PDF: PUF-based DNN Fingerprinting for Knowledge Distillation Traceability
Ning Lyu , Yuntao Liu , Yonghong Bai , Zhiyuan Yan
Published on arXiv
2602.23587
Model Theft
OWASP ML Top 10 — ML05
Transfer Learning Attack
OWASP ML Top 10 — ML07
Key Finding
Achieves high PUF key recovery rate with negligible model accuracy loss, surviving knowledge distillation-based model cloning attacks.

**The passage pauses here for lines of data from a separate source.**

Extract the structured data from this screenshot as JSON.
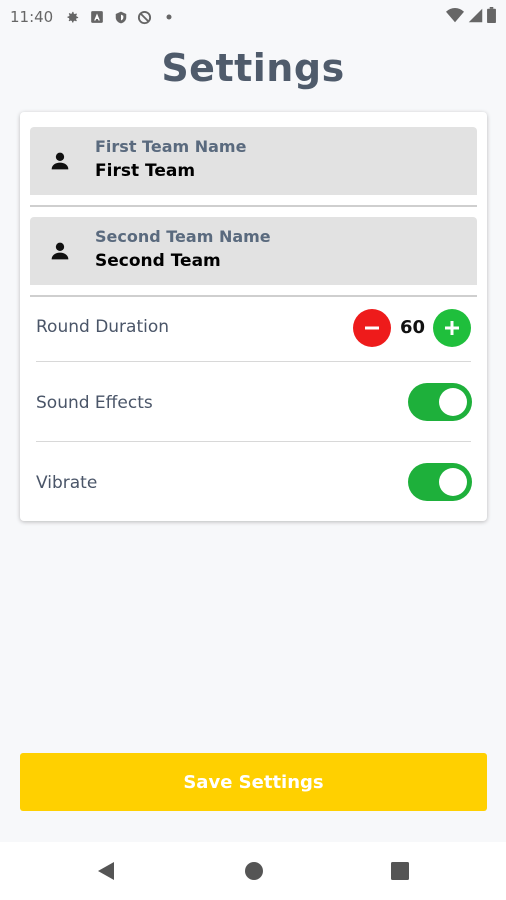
{
  "status_bar": {
    "time": "11:40",
    "left_icons": [
      "gear-icon",
      "a-box-icon",
      "shield-icon",
      "no-sync-icon",
      "dot-icon"
    ],
    "right_icons": [
      "wifi-icon",
      "signal-icon",
      "battery-icon"
    ]
  },
  "page": {
    "title": "Settings"
  },
  "settings": {
    "first_team": {
      "label": "First Team Name",
      "value": "First Team",
      "icon": "person-icon"
    },
    "second_team": {
      "label": "Second Team Name",
      "value": "Second Team",
      "icon": "person-icon"
    },
    "round_duration": {
      "label": "Round Duration",
      "value": "60",
      "decrement_color": "#ee1b1b",
      "increment_color": "#1fbf3c"
    },
    "sound_effects": {
      "label": "Sound Effects",
      "enabled": true
    },
    "vibrate": {
      "label": "Vibrate",
      "enabled": true
    }
  },
  "save_button": {
    "label": "Save Settings",
    "color": "#ffd000"
  },
  "nav_bar": {
    "buttons": [
      "back-icon",
      "home-icon",
      "recents-icon"
    ]
  }
}
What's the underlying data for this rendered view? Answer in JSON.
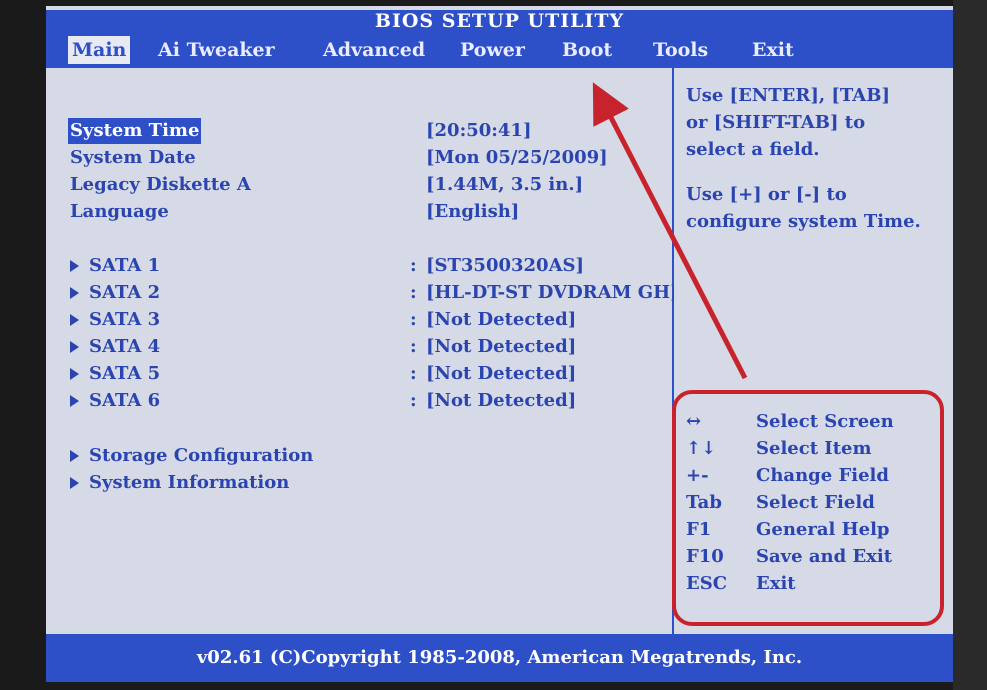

PDF (PUF-based DNN Fingerprinting)
Novel technique introduced
Knowledge distillation transfers large teacher models to compact student models, enabling deployment on resource-limited platforms while suffering minimal performance degradation. However, this paradigm could lead to various security risks, especially model theft. Existing defenses against model theft, such as watermarking and secure enclaves, focus primarily on identity authentication and incur significant resource costs. Aiming to provide post-theft accountability and traceability, we propose a novel fingerprinting framework that superimposes device-specific Physical Unclonable Function (PUF) signatures onto teacher logits during distillation. Compared with watermarking or secure enclaves, our approach is lightweight, requires no architectural changes, and enables traceability of any leaked or cloned model. Since the signatures are based on PUFs, this framework is robust against reverse engineering and tampering attacks. In this framework, the signature recovery process consists of two stages: first a neural network-based decoder and then a Hamming distance decoder. Furthermore, we also propose a bit compression scheme to support a large number of devices. Experiment results demonstrate that our framework achieves high key recovery rate and negligible accuracy loss while allowing a tunable trade-off between these two key metrics. These results show that the proposed framework is a practical and robust solution for protecting distilled models.
Key Contributions
- PUF-based fingerprinting framework that superimposes device-specific hardware signatures onto teacher logits during knowledge distillation for post-theft traceability
- Two-stage signature recovery pipeline combining a neural network-based decoder with a Hamming distance decoder
- Bit compression scheme enabling scalable support for a large number of devices with tunable accuracy/recovery tradeoff
🛡️ Threat Analysis
The paper directly defends against model theft by embedding PUF-based fingerprints INTO the model (via teacher logits during distillation) so that stolen or cloned student models can be traced back to the originating device — this is model IP protection and ownership traceability, the core of ML05.
A central technical challenge addressed is that traditional watermarks are erased by knowledge distillation (a transfer learning attack vector); the paper specifically designs signatures that survive the distillation process, making the robustness of fingerprinting through the distillation/transfer learning pipeline a primary contribution.